On Christmas morning, my children will receive more stuff than they know what to do with. They’ll be excited, ripping into festively packaged wrappings and seeing what treasures await. They might get a little annoyed to open some jeans (unless they’re over the age of 12), but for the most part, they’ll be bombarded with stuff. And all that wrapping that consumed so much time, effort, and very little talent will be placed promptly into a trash bag having barely received a glance. And all that stuff? In a week, they’ll struggle to name 3 items they received. In a year, they will probably have forgotten everything they received and will definitely not remember who gave it. Next November, we’ll be cleaning out toy bins and closets to remove last year’s stuff so we can replace it with this year’s stuff. What will they remember? Surprisingly, they’ll remember the cookies. They’ll remember the time we spent drinking hot beverages and watching Christmas movies. They may even remember some of the crafts. They’ll remember who spent the holidays with them. They won’t remember the stuff.
We all know we can’t buy the affection of children. We know that kids don’t care who bought them the most stuff—at least, not for long. They remember who was there for them, who loved them, and who spent time with them. Stuff doesn’t make a relationship.
Retail therapy is a habit many people in our culture deal with—me included. When stressed, what do we do? Browse the online stores… head to Target… We think we can buy our way out of feeling anxious, overwhelmed, or unloved. It never works—yet we don’t stop trying.
Why do we waste our money (and energy) on things that cannot satisfy? Why do we try to fill our lives with stuff? Why do we try to replace our relationships with stuff? Apparently, it is part of our bent nature. Amos 8, God tells Israel that he hates their feasts, their assemblies, and their offerings. Why? Didn’t he tell them to do those things? He told them to do those things as part of them understanding their relationship to Him. Without the relationship, what use are the worship songs? Without a relationship, what use is stuff?

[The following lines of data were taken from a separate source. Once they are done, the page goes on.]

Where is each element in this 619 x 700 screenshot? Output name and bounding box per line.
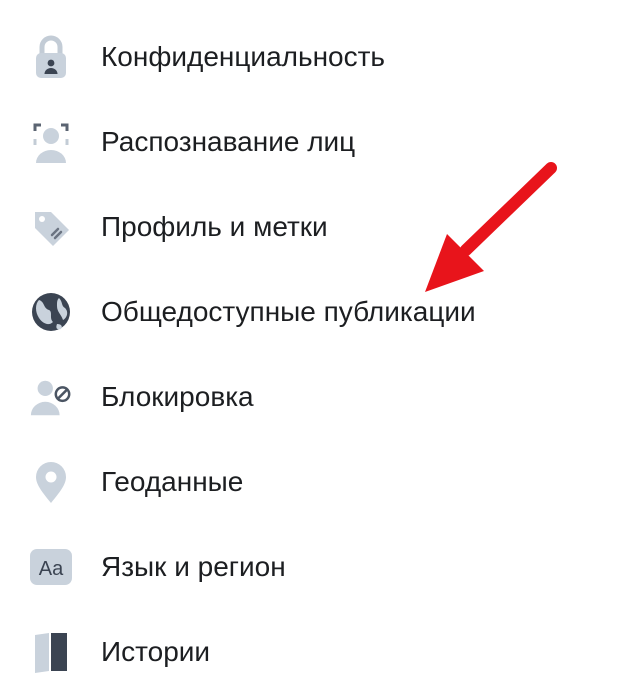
menu-item-public-posts[interactable]: Общедоступные публикации: [0, 275, 619, 349]
menu-item-stories[interactable]: Истории: [0, 615, 619, 689]
lock-icon: [28, 34, 74, 80]
menu-item-label: Геоданные: [101, 466, 244, 497]
menu-item-face-recognition[interactable]: Распознавание лиц: [0, 105, 619, 179]
svg-text:Aa: Aa: [39, 558, 64, 580]
menu-item-label: Конфиденциальность: [101, 41, 386, 72]
location-pin-icon: [28, 459, 74, 505]
menu-item-label: Истории: [101, 636, 211, 667]
language-icon: Aa: [28, 544, 74, 590]
menu-item-geodata[interactable]: Геоданные: [0, 445, 619, 519]
menu-item-label: Профиль и метки: [101, 211, 328, 242]
menu-item-label: Блокировка: [101, 381, 254, 412]
globe-icon: [28, 289, 74, 335]
user-block-icon: [28, 374, 74, 420]
stories-book-icon: [28, 629, 74, 675]
menu-item-label: Распознавание лиц: [101, 126, 356, 157]
menu-item-blocking[interactable]: Блокировка: [0, 360, 619, 434]
face-recognition-icon: [28, 119, 74, 165]
menu-item-label: Язык и регион: [101, 551, 286, 582]
menu-item-language-region[interactable]: Aa Язык и регион: [0, 530, 619, 604]
tag-icon: [28, 204, 74, 250]
menu-item-privacy[interactable]: Конфиденциальность: [0, 20, 619, 94]
settings-menu: Конфиденциальность Распознавание лиц Про…: [0, 0, 619, 700]
menu-item-profile-tags[interactable]: Профиль и метки: [0, 190, 619, 264]
menu-item-label: Общедоступные публикации: [101, 296, 476, 327]
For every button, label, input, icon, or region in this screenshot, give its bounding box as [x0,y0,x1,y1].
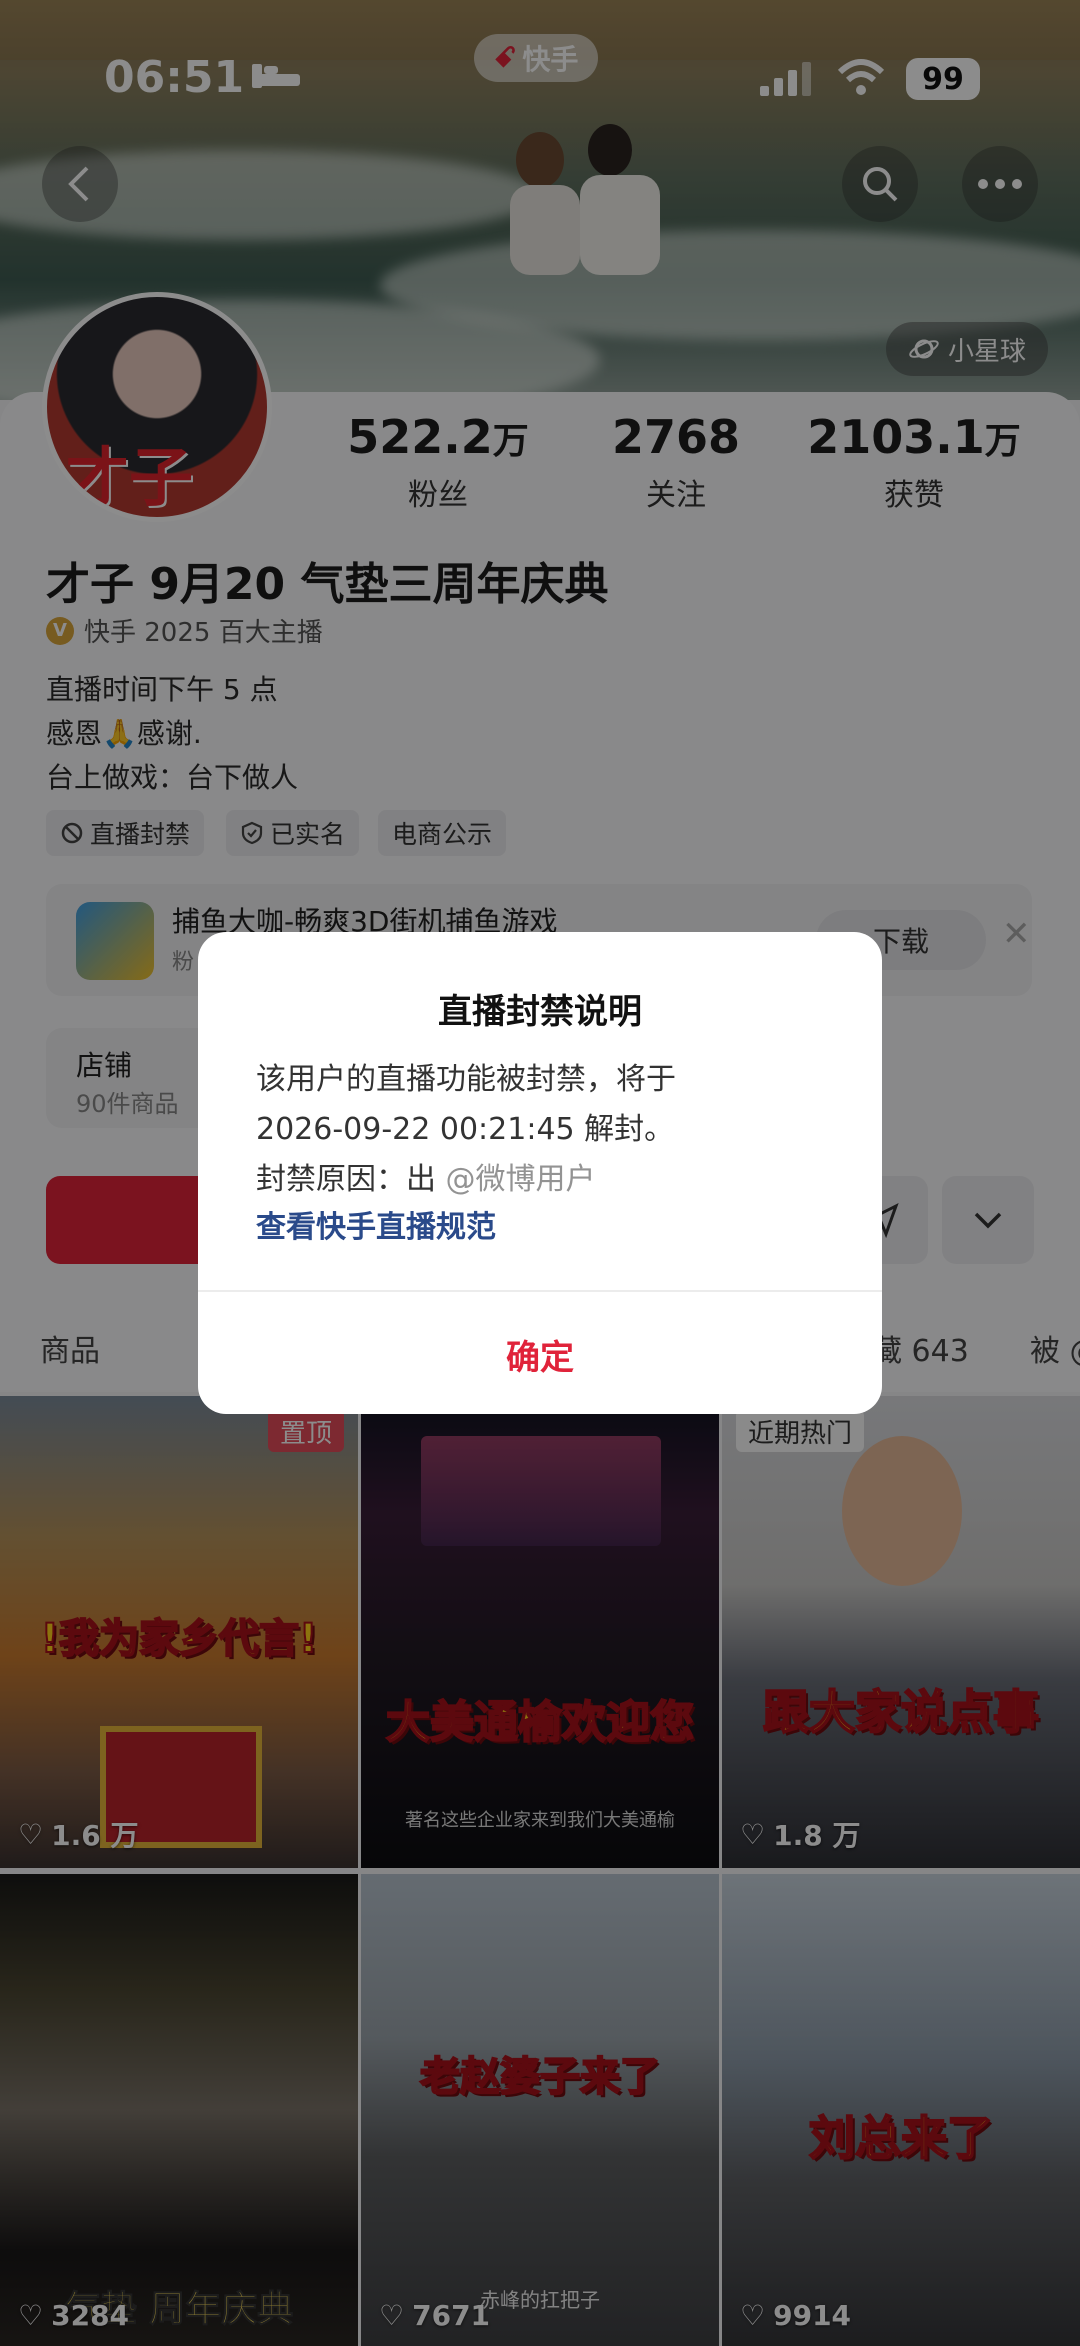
dialog-title: 直播封禁说明 [438,992,642,1032]
dialog-message-line-2: 2026-09-22 00:21:45 解封。 [256,1112,675,1147]
ban-notice-dialog: 直播封禁说明 该用户的直播功能被封禁，将于 2026-09-22 00:21:4… [198,932,882,1414]
dialog-message-line-1: 该用户的直播功能被封禁，将于 [256,1062,676,1097]
dialog-ban-reason: 封禁原因：出 [256,1162,436,1197]
confirm-button[interactable]: 确定 [198,1294,882,1414]
weibo-watermark: @微博用户 [445,1162,596,1197]
dialog-divider [198,1290,882,1292]
live-rules-link[interactable]: 查看快手直播规范 [256,1210,496,1245]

Jesus, the Light of the World, comes in fulfillment of the covenant. He comes and brings us the joy and the peace we’re searching for. The Lord promised a Messiah, and He came. In Advent, we wait for that coming Messiah again. Because we know it is about Him—only He can really satisfy. Only He can bring what won’t be forgotten, what we can’t buy or earn for ourselves. In the meantime, we spend our time cultivating our relationship with Him and being changed into the kind of people who rejoice at His second coming. We become people of righteousness and justice through Him. And like the trees, we clap our hands and celebrate the coming Messiah.